DENVER — State health officials announced Colorado's second presumptive case of monkeypox on Friday.

The Colorado Department of Public Health and Environment (CDPHE) said the young man was a close contact of the first person in Colorado with a presumptive case. 

Colorado's first presumptive case of monkeypox was announced Thursday.

CDPHE said in a release that the second patient was cooperating with state and local epidemiologists who were investigating and notifying people who might have been exposed.

The man sought care in the Denver area and was improving and isolating at home, a news release says.

The case still needs to be confirmed by the Centers for Disease Control and Prevention (CDC).

“We want to reassure Coloradans that the risk to the public is low, but we also want them to know of the symptoms so that we can catch other cases as soon as possible,” said Dr. Rachel Herlihy, state epidemiologist for CDPHE. “We are grateful for the collaborative efforts of the CDC, local public health agencies, and health care providers in learning about, treating, and investigating this case.”

Symptoms of monkeypox include fever, headache, muscle aches, swollen lymph nodes and exhaustion, according to CDPHE. A rash typically develops within one to three days of the onset of fever, often beginning on the face and spreading to other parts of the body.

In recent cases, the rash often starts in the genital or perianal area, CDPHE said. The incubation period for monkeypox is usually seven to 14 days but can range from less than five to 21 days. Most people recover within two to four weeks. 

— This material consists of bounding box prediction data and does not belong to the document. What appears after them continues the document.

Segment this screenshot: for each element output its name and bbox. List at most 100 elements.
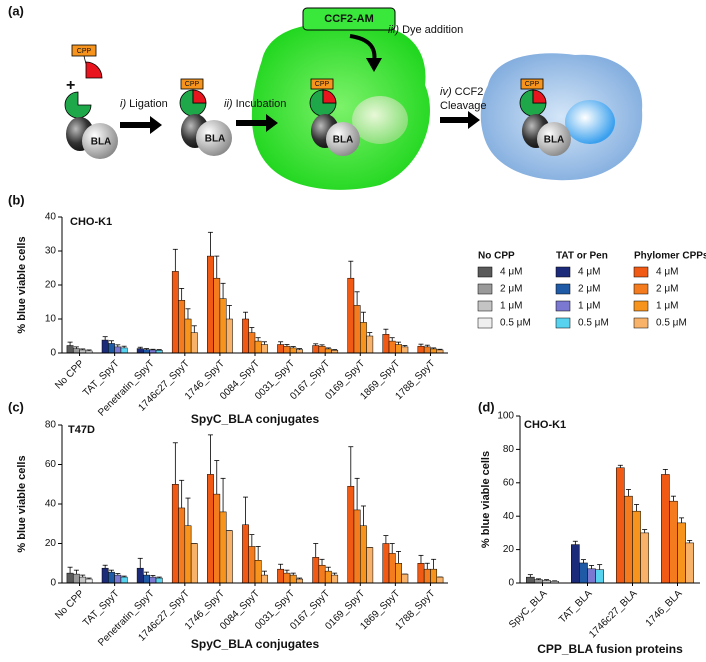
bar: [632, 510, 641, 584]
step-label: iv) CCF2: [440, 86, 483, 98]
y-axis-label: % blue viable cells: [16, 236, 28, 333]
bar: [108, 343, 115, 354]
step-number: iii): [388, 24, 399, 36]
bar: [66, 345, 74, 354]
step-number: ii): [224, 98, 233, 110]
bar: [219, 298, 227, 354]
legend-swatch: [555, 283, 571, 295]
bar: [401, 346, 409, 354]
y-tick-label: 20: [45, 538, 57, 549]
legend-swatch: [633, 266, 649, 278]
x-tick-label: 1746c27_BLA: [587, 588, 639, 640]
legend-label: 0.5 μM: [578, 318, 609, 329]
cpp-label: CPP: [525, 81, 540, 88]
legend-label: 1 μM: [578, 301, 600, 312]
y-axis-label: % blue viable cells: [480, 451, 492, 548]
y-tick-label: 60: [503, 477, 515, 488]
y-tick-label: 80: [503, 444, 515, 455]
legend-label: 4 μM: [500, 267, 522, 278]
bar: [685, 542, 694, 584]
cpp-label: CPP: [185, 81, 200, 88]
bla-label: BLA: [91, 137, 112, 148]
dye-label: CCF2-AM: [324, 13, 374, 25]
step-text: Ligation: [129, 98, 168, 110]
bar: [360, 525, 367, 584]
bar: [149, 576, 157, 584]
y-tick-label: 40: [45, 499, 57, 510]
x-axis-label: CPP_BLA fusion proteins: [537, 642, 683, 656]
bar: [178, 507, 186, 584]
bar: [395, 344, 402, 354]
bar: [353, 509, 361, 584]
cpp-box: [180, 78, 204, 90]
bar: [312, 345, 320, 354]
bar: [261, 574, 268, 584]
bar: [72, 573, 80, 584]
bar: [595, 569, 604, 584]
chart-title: CHO-K1: [524, 419, 566, 431]
legend-label: 2 μM: [500, 284, 522, 295]
legend-label: 2 μM: [656, 284, 678, 295]
bar: [178, 300, 186, 354]
bar: [213, 493, 221, 584]
bar: [395, 563, 402, 584]
bar: [624, 495, 633, 584]
legend-swatch: [633, 283, 649, 295]
bar: [430, 348, 438, 354]
y-tick-label: 60: [45, 459, 57, 470]
bar: [360, 322, 367, 354]
legend-swatch: [477, 317, 493, 329]
bar: [242, 524, 249, 584]
bar: [136, 567, 144, 584]
arrow: [236, 114, 278, 132]
panel-label: (a): [8, 3, 24, 18]
x-tick-label: TAT_BLA: [557, 588, 595, 626]
bar: [417, 563, 425, 584]
x-tick-label: No CPP: [53, 588, 87, 622]
nucleus: [565, 100, 615, 144]
cpp-box: [310, 78, 334, 90]
x-tick-label: 1746_BLA: [644, 588, 685, 629]
step-text: Cleavage: [440, 100, 486, 112]
bar: [436, 576, 444, 584]
bar: [155, 577, 163, 584]
bla-label: BLA: [205, 134, 226, 145]
legend-swatch: [555, 300, 571, 312]
x-axis-label: SpyC_BLA conjugates: [191, 637, 320, 651]
bar: [207, 474, 214, 584]
y-tick-label: 30: [45, 246, 57, 257]
bar: [417, 345, 425, 354]
spyt-tag: [85, 61, 103, 79]
bar: [225, 530, 233, 584]
bar: [347, 277, 355, 354]
bar: [190, 543, 198, 584]
nucleus: [352, 96, 408, 144]
bar: [324, 570, 332, 584]
bar: [283, 572, 291, 584]
cpp-label: CPP: [315, 81, 330, 88]
panel-label: (c): [8, 399, 24, 414]
arrow: [120, 116, 162, 134]
legend-swatch: [477, 283, 493, 295]
bar: [423, 568, 431, 584]
bar: [101, 567, 109, 584]
bar: [640, 532, 649, 584]
y-tick-label: 20: [45, 280, 57, 291]
legend-swatch: [477, 266, 493, 278]
legend-label: 4 μM: [578, 267, 600, 278]
bar: [331, 574, 339, 584]
bar: [190, 332, 198, 354]
legend-label: 0.5 μM: [656, 318, 687, 329]
bar: [366, 335, 374, 354]
bar: [143, 349, 150, 354]
bar: [248, 546, 256, 584]
bar: [289, 574, 297, 584]
bar: [261, 344, 268, 354]
bar: [213, 277, 221, 354]
step-number: iv): [440, 86, 452, 98]
plus: +: [66, 77, 75, 94]
y-tick-label: 40: [503, 511, 515, 522]
bar: [219, 511, 227, 584]
bar: [296, 349, 303, 354]
bar: [347, 485, 355, 584]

People can help prevent the spread of monkeypox by avoiding close physical contact with people who have contracted it, wearing a high-quality mask if they will be spending time in close contact with someone experiencing monkeypox symptoms and contacting a health care provider as soon as possible if they experience symptoms, CDPHE said.

Two vaccines are available for the prevention of monkeypox, according to CDPHE. Colorado has requested those vaccines from the federal government and they were expected to arrive in the state Friday, Herlihy said.

"It's an important way to lessen severity or prevent infection," she said of the vaccine.

"It certainly needs to be given quickly," she said. "That’s an important message. So in individuals that know they have been exposed, [they] really should seek health care promptly so we can try and support them in getting vaccine to them to prevent infection or at least decrease severity of that infection."

 Anyone who has close contact with someone who is infectious is at risk, according to the World Health Organization (WHO), but some cases have been identified through sexual health clinics in communities of gay, bisexual and other men who have sex with men.

However, WHO said the risk of monkeypox is not limited to men who have sex with men. 

"It is not a sexually transmitted disease, specifically," Herlihy said. "It is transmitted primarily through close contact. And sexual contact certainly can be close contact."